A Member expressed concern in terms of having a situation whereby the County’s waste is deposited within the Borough, as this Borough is central within the County.  Having a single incinerator in Welwyn Hatfield would have an adverse effect on public health.  He mentioned the issues that arose with the New Barnfield site in the past.  It was felt that the Council’s response should reflect this concern and that waste sites be located advantageously around the County and not be centralised in Welwyn Hatfield Borough.

 

RESOLVED:

 

That Members offer comments and grant delegated authority to the Head of Planning to prepare and submit a response, subject to a final agreement by the Executive Member for Planning.

 

118.

HOUSING DELIVERY TEST ACTION PLAN pdf icon PDF 177 KB

Report of the Corporate Director (Public Protection, Planning and Governance) outlining the Housing Delivery Test Action Plan, which assess the causes of under-delivery and to identify actions to increase delivery in future years.

Additional documents:

Minutes:

Members considered the report of the Corporate Director (Public Protection, Planning and Governance) on the Housing Delivery Test Action Plan. The Government published its latest housing delivery test results on 19 January 2021. It confirmed that Welwyn Hatfield had built 1,450 homes in the period 2017/18-2019/20 against a target of 2,284. This equated to 63%. This means that the Council has to prepare an Action Plan to assess the causes of under-delivery and identify actions to increase delivery in future years.

 

As the Council did not meet its target of delivery there are three consequences:

 

a)    The Council will need to prepare an action plan to assess the causes of under-delivery.

b)    The Council needs to add a 20% buffer to its five year housing land supply.

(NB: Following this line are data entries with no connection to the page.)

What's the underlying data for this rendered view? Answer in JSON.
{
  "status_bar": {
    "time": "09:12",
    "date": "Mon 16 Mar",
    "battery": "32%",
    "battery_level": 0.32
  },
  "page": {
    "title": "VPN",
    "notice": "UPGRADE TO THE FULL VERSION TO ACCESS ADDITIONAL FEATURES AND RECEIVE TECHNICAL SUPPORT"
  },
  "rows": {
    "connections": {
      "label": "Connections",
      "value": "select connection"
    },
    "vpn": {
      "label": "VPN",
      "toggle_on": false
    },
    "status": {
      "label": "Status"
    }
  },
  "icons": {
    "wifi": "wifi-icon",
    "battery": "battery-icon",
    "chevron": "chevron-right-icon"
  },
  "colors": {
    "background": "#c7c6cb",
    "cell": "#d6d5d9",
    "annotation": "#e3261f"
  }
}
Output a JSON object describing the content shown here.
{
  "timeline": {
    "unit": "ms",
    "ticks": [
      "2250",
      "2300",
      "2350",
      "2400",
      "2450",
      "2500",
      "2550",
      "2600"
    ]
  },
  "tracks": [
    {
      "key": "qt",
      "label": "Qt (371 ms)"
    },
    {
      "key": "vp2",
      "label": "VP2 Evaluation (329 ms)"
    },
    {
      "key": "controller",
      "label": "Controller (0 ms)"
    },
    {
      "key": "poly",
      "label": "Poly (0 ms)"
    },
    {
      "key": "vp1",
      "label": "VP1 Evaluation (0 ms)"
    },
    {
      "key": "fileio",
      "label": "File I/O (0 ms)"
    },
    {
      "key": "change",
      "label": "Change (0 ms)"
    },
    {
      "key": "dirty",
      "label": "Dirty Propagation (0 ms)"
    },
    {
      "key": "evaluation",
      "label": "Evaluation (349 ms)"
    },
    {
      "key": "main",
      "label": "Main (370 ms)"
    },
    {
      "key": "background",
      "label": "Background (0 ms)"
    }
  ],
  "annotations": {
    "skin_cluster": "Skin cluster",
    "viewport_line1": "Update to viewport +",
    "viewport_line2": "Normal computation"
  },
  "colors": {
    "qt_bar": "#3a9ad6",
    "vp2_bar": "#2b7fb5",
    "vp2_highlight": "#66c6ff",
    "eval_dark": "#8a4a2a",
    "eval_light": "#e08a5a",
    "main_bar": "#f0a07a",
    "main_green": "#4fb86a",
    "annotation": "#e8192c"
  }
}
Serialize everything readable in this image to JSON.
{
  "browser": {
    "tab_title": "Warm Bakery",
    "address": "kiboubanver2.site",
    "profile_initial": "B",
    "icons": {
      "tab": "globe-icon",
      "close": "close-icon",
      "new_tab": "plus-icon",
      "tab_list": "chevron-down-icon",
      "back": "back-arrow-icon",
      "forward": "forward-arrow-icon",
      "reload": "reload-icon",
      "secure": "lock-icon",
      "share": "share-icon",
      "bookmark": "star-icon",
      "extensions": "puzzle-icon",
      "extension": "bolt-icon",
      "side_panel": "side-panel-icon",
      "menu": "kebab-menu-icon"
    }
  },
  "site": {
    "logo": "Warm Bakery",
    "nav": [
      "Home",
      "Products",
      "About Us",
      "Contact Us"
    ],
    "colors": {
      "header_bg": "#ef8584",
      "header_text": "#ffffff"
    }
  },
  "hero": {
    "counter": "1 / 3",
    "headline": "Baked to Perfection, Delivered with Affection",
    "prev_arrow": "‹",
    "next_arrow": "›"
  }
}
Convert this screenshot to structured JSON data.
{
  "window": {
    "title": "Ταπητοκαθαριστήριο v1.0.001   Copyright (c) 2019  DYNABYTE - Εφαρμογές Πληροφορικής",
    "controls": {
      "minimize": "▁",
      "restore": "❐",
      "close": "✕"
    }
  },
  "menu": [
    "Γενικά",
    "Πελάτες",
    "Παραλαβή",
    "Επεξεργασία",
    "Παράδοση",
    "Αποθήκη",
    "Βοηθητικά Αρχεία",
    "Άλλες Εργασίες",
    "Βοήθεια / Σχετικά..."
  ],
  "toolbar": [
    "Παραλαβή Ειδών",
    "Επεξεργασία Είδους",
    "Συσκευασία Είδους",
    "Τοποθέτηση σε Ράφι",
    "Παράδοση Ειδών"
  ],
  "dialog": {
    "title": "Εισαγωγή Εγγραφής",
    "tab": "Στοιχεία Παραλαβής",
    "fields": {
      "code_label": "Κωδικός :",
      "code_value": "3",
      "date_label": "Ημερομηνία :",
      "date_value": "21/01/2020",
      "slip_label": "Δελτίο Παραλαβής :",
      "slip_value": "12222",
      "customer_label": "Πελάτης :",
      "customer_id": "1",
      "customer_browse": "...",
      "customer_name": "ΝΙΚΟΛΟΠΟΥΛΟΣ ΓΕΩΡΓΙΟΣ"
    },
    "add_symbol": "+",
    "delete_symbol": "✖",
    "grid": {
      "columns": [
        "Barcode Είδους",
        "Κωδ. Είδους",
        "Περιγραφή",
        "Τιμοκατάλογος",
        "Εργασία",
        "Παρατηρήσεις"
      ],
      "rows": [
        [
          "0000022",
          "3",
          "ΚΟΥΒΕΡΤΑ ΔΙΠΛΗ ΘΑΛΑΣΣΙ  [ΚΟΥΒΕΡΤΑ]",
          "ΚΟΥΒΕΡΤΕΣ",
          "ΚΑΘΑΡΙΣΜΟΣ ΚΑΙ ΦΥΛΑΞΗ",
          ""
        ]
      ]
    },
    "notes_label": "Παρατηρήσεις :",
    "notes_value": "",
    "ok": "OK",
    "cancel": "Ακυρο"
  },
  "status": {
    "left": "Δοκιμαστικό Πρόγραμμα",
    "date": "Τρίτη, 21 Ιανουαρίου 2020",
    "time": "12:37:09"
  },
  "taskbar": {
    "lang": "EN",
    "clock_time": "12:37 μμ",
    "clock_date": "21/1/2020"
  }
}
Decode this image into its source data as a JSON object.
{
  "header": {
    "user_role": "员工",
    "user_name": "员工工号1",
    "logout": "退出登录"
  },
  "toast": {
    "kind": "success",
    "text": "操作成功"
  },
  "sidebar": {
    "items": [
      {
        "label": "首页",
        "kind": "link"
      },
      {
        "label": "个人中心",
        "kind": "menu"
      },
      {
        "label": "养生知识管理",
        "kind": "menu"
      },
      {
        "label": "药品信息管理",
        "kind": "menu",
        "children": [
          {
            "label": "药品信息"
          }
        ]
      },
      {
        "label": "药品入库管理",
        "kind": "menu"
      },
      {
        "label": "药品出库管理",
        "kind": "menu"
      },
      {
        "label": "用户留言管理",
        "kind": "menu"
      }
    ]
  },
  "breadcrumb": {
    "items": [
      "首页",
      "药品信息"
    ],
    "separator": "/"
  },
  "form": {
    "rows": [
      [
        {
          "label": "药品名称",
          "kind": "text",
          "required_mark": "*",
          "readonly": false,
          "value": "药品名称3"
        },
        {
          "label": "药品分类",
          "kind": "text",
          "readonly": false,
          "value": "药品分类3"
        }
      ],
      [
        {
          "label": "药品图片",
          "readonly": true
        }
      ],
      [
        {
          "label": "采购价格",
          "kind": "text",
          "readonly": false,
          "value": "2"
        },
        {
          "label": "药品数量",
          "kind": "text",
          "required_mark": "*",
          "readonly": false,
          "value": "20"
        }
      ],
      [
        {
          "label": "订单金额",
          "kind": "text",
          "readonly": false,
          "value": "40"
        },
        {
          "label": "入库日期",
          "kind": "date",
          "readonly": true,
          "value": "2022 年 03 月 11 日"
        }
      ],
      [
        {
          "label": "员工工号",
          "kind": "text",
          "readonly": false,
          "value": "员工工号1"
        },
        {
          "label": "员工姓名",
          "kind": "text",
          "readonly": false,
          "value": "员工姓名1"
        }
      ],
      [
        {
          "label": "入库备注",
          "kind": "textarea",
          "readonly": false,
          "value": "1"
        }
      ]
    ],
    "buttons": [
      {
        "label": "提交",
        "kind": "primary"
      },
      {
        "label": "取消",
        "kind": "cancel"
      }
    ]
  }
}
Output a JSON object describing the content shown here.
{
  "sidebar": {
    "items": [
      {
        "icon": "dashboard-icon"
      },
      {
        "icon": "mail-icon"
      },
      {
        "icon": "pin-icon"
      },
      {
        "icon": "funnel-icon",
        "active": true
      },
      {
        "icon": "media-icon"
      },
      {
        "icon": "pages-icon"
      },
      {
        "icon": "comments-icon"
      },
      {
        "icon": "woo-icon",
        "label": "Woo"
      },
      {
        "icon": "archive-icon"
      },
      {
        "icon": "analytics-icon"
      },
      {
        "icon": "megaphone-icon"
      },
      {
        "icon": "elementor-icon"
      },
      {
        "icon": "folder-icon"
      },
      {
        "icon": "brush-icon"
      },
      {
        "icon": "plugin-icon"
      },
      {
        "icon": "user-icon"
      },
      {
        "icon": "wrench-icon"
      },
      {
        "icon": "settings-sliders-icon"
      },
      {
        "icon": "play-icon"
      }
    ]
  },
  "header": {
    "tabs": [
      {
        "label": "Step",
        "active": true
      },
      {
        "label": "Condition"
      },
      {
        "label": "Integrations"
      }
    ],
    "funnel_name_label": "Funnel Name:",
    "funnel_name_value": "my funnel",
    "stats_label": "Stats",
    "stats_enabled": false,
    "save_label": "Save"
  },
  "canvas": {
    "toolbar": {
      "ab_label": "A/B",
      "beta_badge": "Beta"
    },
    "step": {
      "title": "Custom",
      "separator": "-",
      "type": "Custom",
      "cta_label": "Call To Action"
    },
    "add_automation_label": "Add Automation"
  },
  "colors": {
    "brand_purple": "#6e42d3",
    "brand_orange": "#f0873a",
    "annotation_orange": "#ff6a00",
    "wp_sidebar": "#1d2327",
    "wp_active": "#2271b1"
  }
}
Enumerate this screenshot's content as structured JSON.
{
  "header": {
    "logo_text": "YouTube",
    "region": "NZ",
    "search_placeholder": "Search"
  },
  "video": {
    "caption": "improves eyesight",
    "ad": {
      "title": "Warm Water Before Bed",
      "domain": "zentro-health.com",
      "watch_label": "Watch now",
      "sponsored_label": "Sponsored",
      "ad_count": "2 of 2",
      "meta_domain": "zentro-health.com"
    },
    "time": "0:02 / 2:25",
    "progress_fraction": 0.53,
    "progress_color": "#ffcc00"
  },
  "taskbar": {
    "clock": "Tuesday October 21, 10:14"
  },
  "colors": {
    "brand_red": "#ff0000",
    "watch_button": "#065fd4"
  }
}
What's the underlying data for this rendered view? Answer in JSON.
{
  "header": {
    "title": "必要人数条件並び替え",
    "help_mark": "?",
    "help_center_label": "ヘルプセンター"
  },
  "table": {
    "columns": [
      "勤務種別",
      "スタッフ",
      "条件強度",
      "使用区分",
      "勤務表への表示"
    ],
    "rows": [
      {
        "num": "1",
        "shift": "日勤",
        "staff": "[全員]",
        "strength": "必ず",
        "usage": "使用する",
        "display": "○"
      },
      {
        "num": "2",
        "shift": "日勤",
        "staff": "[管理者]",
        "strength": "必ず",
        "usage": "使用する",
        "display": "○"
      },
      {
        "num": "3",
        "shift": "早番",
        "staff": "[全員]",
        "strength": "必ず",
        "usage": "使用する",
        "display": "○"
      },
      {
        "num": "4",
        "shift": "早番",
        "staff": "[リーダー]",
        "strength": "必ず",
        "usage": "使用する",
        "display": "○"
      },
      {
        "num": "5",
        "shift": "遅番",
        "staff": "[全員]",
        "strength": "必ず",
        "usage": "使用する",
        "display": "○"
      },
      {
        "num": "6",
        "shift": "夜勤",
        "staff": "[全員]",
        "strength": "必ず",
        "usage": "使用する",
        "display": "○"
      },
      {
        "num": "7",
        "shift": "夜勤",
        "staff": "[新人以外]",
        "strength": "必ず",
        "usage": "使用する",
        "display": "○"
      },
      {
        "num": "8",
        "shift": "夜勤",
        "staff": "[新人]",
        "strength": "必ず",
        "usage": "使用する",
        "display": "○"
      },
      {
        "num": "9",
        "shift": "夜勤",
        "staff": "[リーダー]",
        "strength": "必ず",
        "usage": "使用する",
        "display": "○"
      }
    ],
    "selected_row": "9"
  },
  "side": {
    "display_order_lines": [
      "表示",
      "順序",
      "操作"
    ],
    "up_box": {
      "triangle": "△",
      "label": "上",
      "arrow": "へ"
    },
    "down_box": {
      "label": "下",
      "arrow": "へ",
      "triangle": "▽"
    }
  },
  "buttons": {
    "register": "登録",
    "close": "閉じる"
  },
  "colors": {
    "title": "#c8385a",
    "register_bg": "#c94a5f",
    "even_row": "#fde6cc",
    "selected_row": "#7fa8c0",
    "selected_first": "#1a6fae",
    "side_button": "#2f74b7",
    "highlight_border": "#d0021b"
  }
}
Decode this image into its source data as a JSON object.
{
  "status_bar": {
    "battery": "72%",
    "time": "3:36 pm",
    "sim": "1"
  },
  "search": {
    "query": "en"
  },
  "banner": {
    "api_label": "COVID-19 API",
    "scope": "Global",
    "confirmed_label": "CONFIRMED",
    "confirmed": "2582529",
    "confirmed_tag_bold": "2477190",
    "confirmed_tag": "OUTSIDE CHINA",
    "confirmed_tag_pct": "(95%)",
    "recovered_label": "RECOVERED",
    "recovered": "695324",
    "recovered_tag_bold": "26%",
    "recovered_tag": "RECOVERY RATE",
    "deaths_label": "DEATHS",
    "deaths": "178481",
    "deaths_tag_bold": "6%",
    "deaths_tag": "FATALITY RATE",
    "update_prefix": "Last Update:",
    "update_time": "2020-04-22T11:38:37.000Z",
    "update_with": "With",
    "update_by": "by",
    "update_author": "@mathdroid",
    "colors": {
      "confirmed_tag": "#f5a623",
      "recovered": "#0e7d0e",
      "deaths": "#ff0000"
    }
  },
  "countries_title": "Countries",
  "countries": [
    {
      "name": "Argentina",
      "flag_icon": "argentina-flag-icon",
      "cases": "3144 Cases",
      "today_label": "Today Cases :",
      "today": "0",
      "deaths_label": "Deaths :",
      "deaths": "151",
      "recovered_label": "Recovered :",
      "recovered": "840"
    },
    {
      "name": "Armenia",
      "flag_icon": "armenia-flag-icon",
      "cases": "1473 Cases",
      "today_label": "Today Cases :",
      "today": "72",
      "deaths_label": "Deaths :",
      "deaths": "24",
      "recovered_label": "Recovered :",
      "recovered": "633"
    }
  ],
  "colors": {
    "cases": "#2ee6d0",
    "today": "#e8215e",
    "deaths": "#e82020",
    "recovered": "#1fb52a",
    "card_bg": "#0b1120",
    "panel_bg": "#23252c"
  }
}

c)    The Council needs to apply the presumption in favour of sustainable development when determining planning applications.

 

The Housing Delivery test is an annual measure of housing delivery which compares the total net homes delivered against the number of homes required.  As the Council does not have a recently adopted Local Plan the number of homes required in Welwyn Hatfield has been taken from the Government’s local housing need figures.

 

The Action Plan does allow the Council to look at how it is performing in terms of delivery, corporate applications to itself and seek to improve the planning system.

 

The following points were noted:

·         Council’s balance on dealing with planning applications has improved overall.

·         Impact of Section 106 and the timescales for the build following the application permission may need to be reviewed and investigate options of improvement to meet targets.

·         The target set by Government is high and it is difficult to meet the number under the current circumstances, until the Local Plan is adopted.

·         Members were advised on the consideration of applications in urban areas versus use of green belt land.

·         It was noted that there are sufficient permissions granted for builds but these have not been taken up and thus contributing to the under-delivery.  Head of Planning explained that the Council has allowed higher densities in sustainable locations such as the Wheat Quarter in Welwyn Garden City, which has permission for 1,454 homes in blocks.  There are permissions granted for delivery for at least 2,000 homes, which have not yet been built.  It was felt that releasing some of the burdens/conditions put in place may help to deliver numbers but there could be consequences on build quality, etc.  Also the community has agreed for certain facilities/designs that need to be met.  There will be regular meetings with larger developer to help improve the situation. 

·         It was confirmed that they are building and work was continuing on the Wheat Quarter site.

 

RESOLVED:

(Unanimously)

 

That Cabinet Planning and Parking Panel recommends the Housing Delivery Test Action Plan to Cabinet for publication.